A Duke University study recently concluded that divorced people have an increased lifetime risk of having a heart attack. Other studies also claim to have shown that divorced people are more likely to develop symptoms of depression, commit suicide, have lowered immune function, and die prematurely. That is on top of the emotional turmoil, financial hardships and legal problems that everyone already knows come with divorce. The inescapable message of all of these divorce statistics and studies is simple: If you get divorce, you’re screwed!
Sorry, but I’m not buying it.
So, Is Divorce GOOD for You?
Of course I’m not saying that divorce is good for you! I’m also not encouraging you to get divorced unless your marriage is completely beyond repair, nor am I telling you that getting divorced will be easy or fun. It won’t. It will suck.
What I am saying is this: divorce is tough enough as it is. Do we really need to pile even more fear on top of everyone who is facing a divorce by telling them that, on top of worrying about being broke, ruining their life, shattering their dreams, and messing up their kids, they need to worry that they will now be more likely to die of a heart attack, too?!
Divorce Statistics Don’t Tell the Whole Story
The problem with divorce studies is that the researchers are trying to analyze data without being able to control all of the variables that can affect the outcome of their study. For example, were the divorced people in the Duke University study smokers? Did they eat a lot of fast food? What were their genetics like? Did they have a family history of heart problems? All of those factors could affect their rate of heart attacks.

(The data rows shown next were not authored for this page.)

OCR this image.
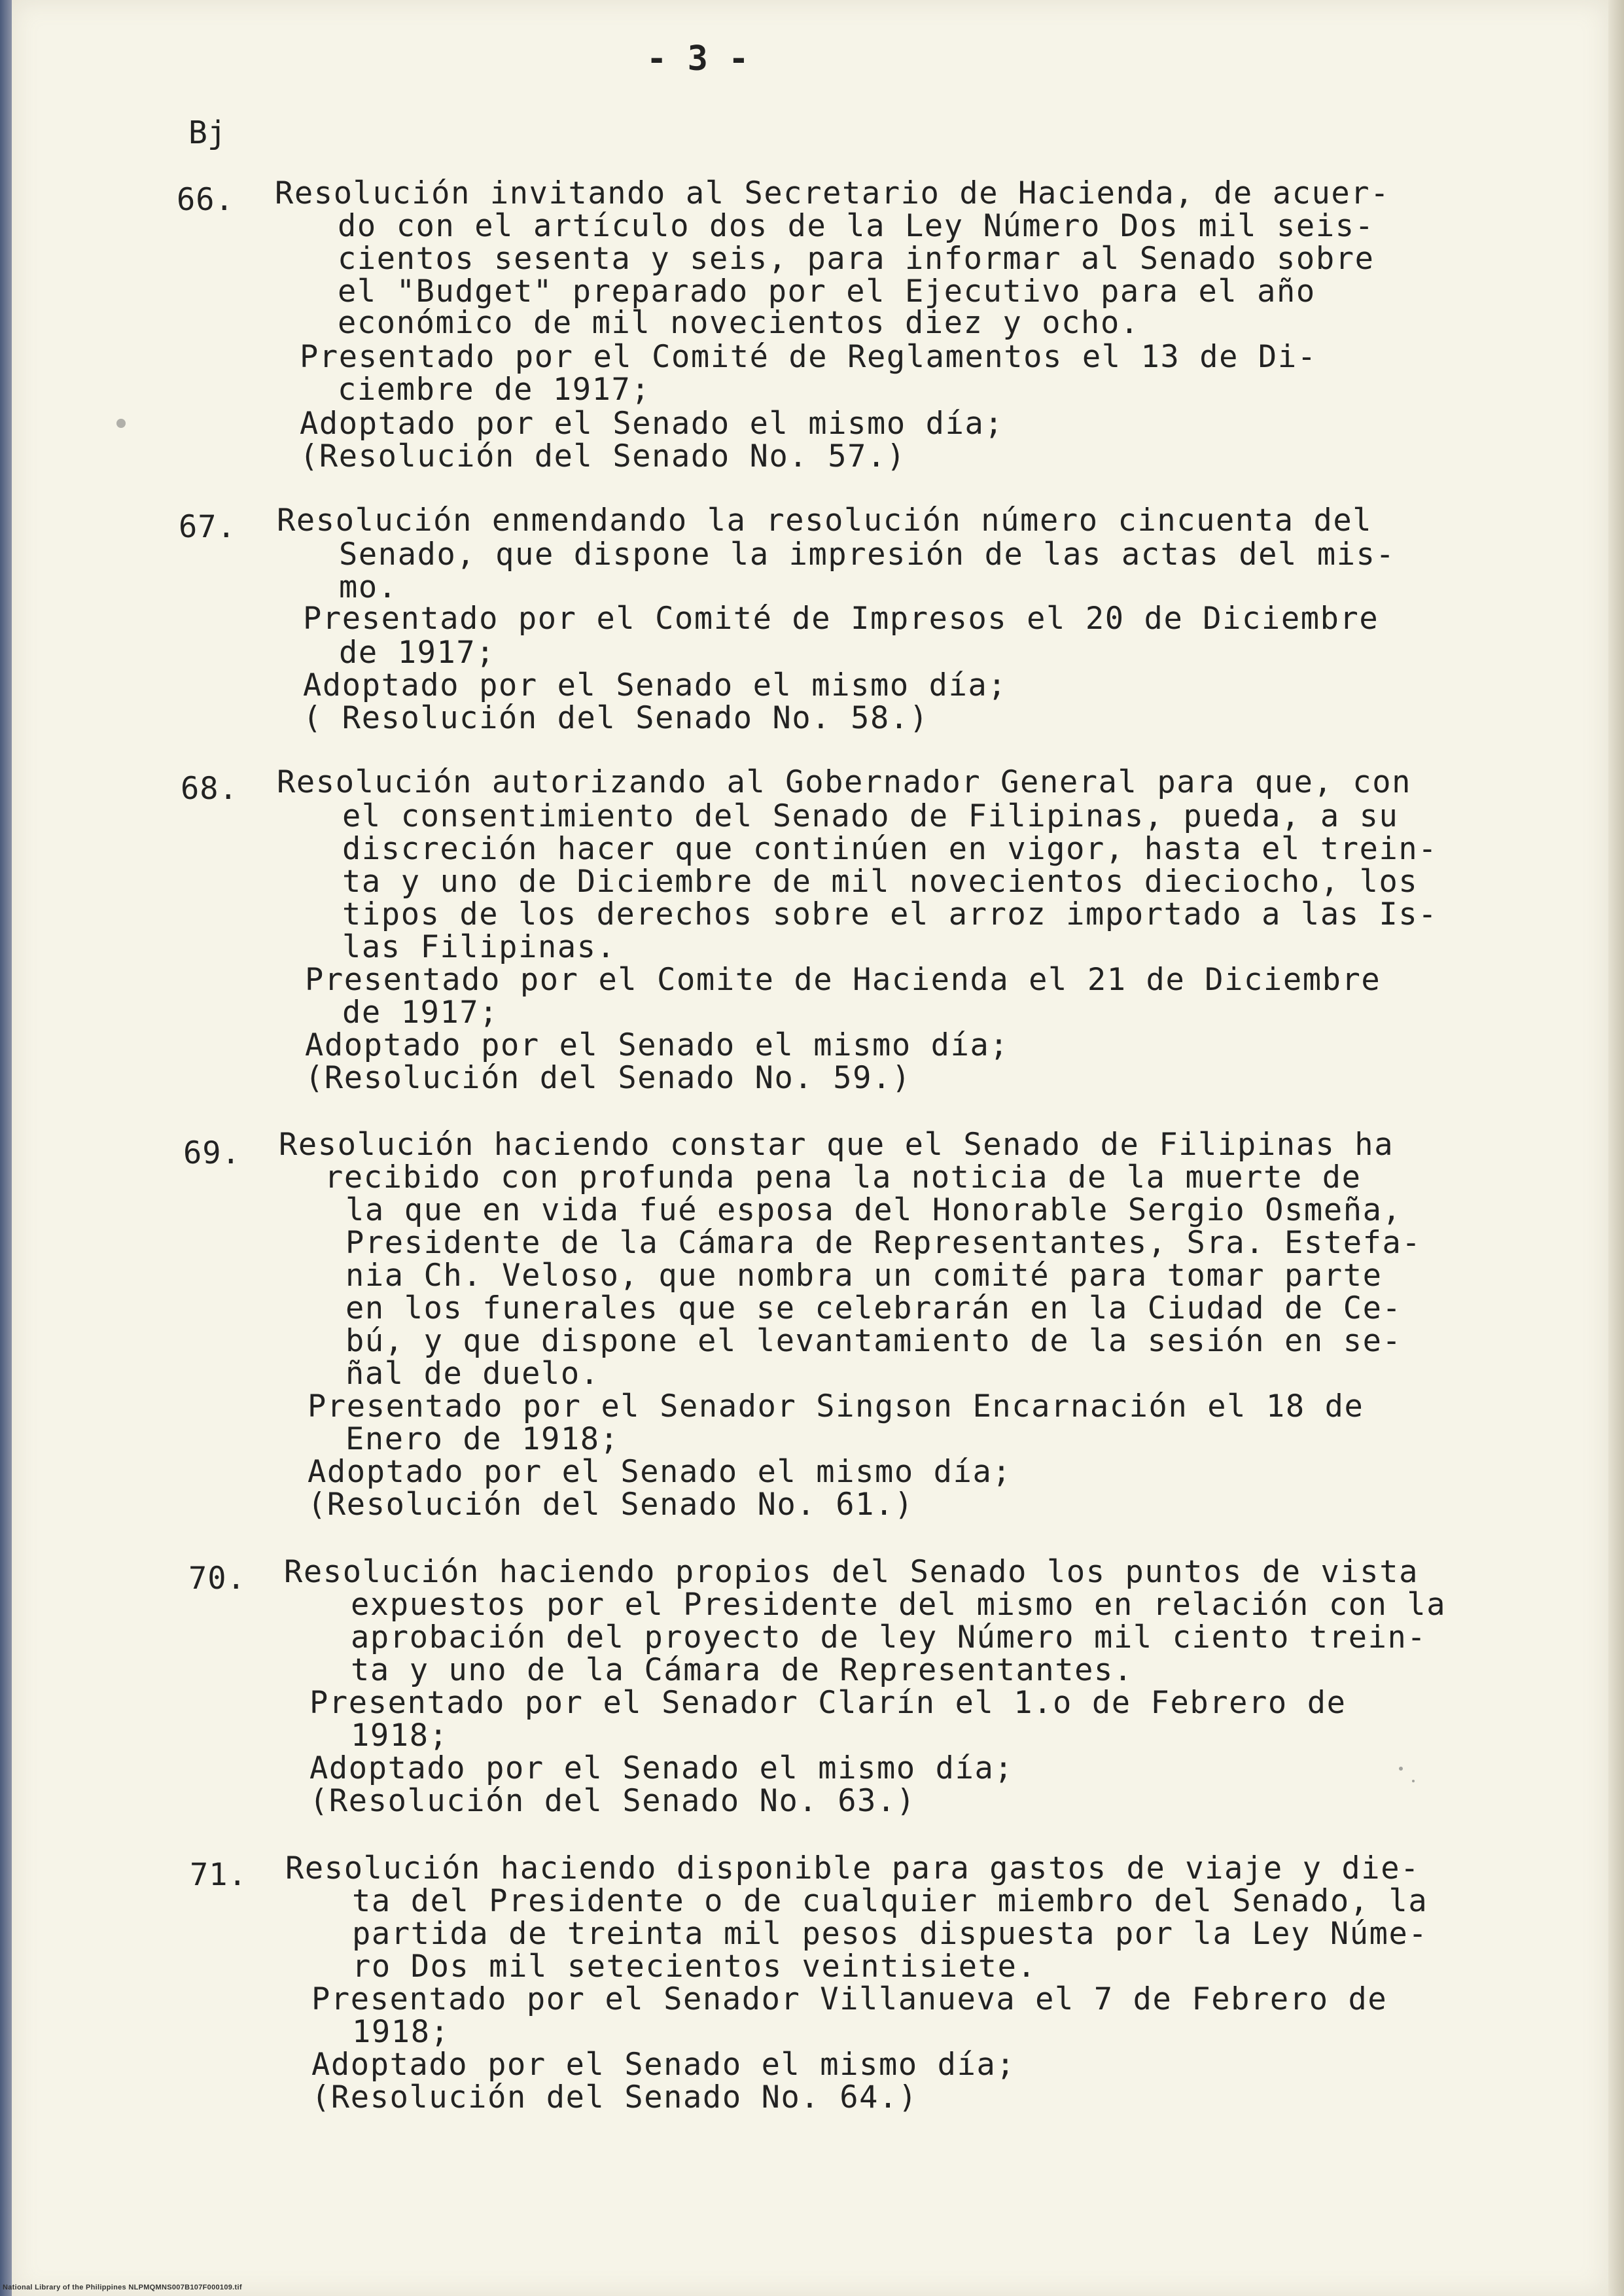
- 3 -
Bj
66. Resolución invitando al Secretario de Hacienda, de acuer-
do con el artículo dos de la Ley Número Dos mil seis-
cientos sesenta y seis, para informar al Senado sobre
el "Budget" preparado por el Ejecutivo para el año
económico de mil novecientos diez y ocho.
Presentado por el Comité de Reglamentos el 13 de Di-
ciembre de 1917;
Adoptado por el Senado el mismo día;
(Resolución del Senado No. 57.)
67. Resolución enmendando la resolución número cincuenta del
Senado, que dispone la impresión de las actas del mis-
mo.
Presentado por el Comité de Impresos el 20 de Diciembre
de 1917;
Adoptado por el Senado el mismo día;
( Resolución del Senado No. 58.)
68. Resolución autorizando al Gobernador General para que, con
el consentimiento del Senado de Filipinas, pueda, a su
discreción hacer que continúen en vigor, hasta el trein-
ta y uno de Diciembre de mil novecientos dieciocho, los
tipos de los derechos sobre el arroz importado a las Is-
las Filipinas.
Presentado por el Comite de Hacienda el 21 de Diciembre
de 1917;
Adoptado por el Senado el mismo día;
(Resolución del Senado No. 59.)
69. Resolución haciendo constar que el Senado de Filipinas ha
recibido con profunda pena la noticia de la muerte de
la que en vida fué esposa del Honorable Sergio Osmeña,
Presidente de la Cámara de Representantes, Sra. Estefa-
nia Ch. Veloso, que nombra un comité para tomar parte
en los funerales que se celebrarán en la Ciudad de Ce-
bú, y que dispone el levantamiento de la sesión en se-
ñal de duelo.
Presentado por el Senador Singson Encarnación el 18 de
Enero de 1918;
Adoptado por el Senado el mismo día;
(Resolución del Senado No. 61.)
70. Resolución haciendo propios del Senado los puntos de vista
expuestos por el Presidente del mismo en relación con la
aprobación del proyecto de ley Número mil ciento trein-
ta y uno de la Cámara de Representantes.
Presentado por el Senador Clarín el 1.o de Febrero de
1918;
Adoptado por el Senado el mismo día;
(Resolución del Senado No. 63.)
71. Resolución haciendo disponible para gastos de viaje y die-
ta del Presidente o de cualquier miembro del Senado, la
partida de treinta mil pesos dispuesta por la Ley Núme-
ro Dos mil setecientos veintisiete.
Presentado por el Senador Villanueva el 7 de Febrero de
1918;
Adoptado por el Senado el mismo día;
(Resolución del Senado No. 64.)
National Library of the Philippines NLPMQMNS007B107F000109.tif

The second problem with divorce studies is that they don’t distinguish between correlation and causation. Just because more people may have a heart attack at night than during the day, that does not mean that darkness causes heart attacks. (I just made that last part up, but, you get the idea.)
Finally, the biggest problem with divorce studies is not the studies themselves, or what their conclusions supposedly are, but the fact that the minute a study that has anything negative to say about divorce is published, the media pounces on it like an alley cat on a field mouse. What is worse is that the media then takes the researchers’ conclusions and embellishes them a bit to make a more interesting story. The net result is often that the researchers “conclusions” in the media sound way worse than what they actually were in the research study!
What the Duke University Study Really Said
The Duke University study did find that the divorced people in their study (who may or may not be representative of the entire U.S. population as a whole) had a higher incidence of heart attacks (acute myocardial infarction) than those who were not divorced. But, the researchers also said:
Divorce is a major life stressor that can have economic, emotional, and physical health consequences. However, the cumulative association between divorce and risks for acute myocardial infarction (AMI) is unknown.
While Matthew Dupree, the lead researcher in the Duke University Study, said that his team tried to control for a number of factors that could influence the rate of AMIs on the study participants who were divorced, he also said “we lacked information on several potentially important factors that we suspect may have contributed to the risks related to divorce.”
What is the Real Point?
After reading about the Duke University study, and the publicity it generated, the question that I have is: Why are we so quick to damn divorcing people? Why do we want to prove that they are less healthy, less stable, less financially secure and just less in general than the rest of the population? Why?
What if, instead of shaming and condemning divorced people we admitted that they were people, just like us? What if, instead of looking at all of the harm that divorce does (and, admittedly, it does a fair amount of harm to everyone involved), we focused on nurturing the people whose lives are touched by divorce so that they could use this very negative event to create something positive? Or, what if, instead of making ourselves feel better by sensationalizing divorce statistics that may or may not even be true, we spent our time finding a way to deal with divorce in a more humane and compassionate way?
What if we spent our time researching ways we all could make ourselves and our lives better, rather than researching how divorce makes our lives worse?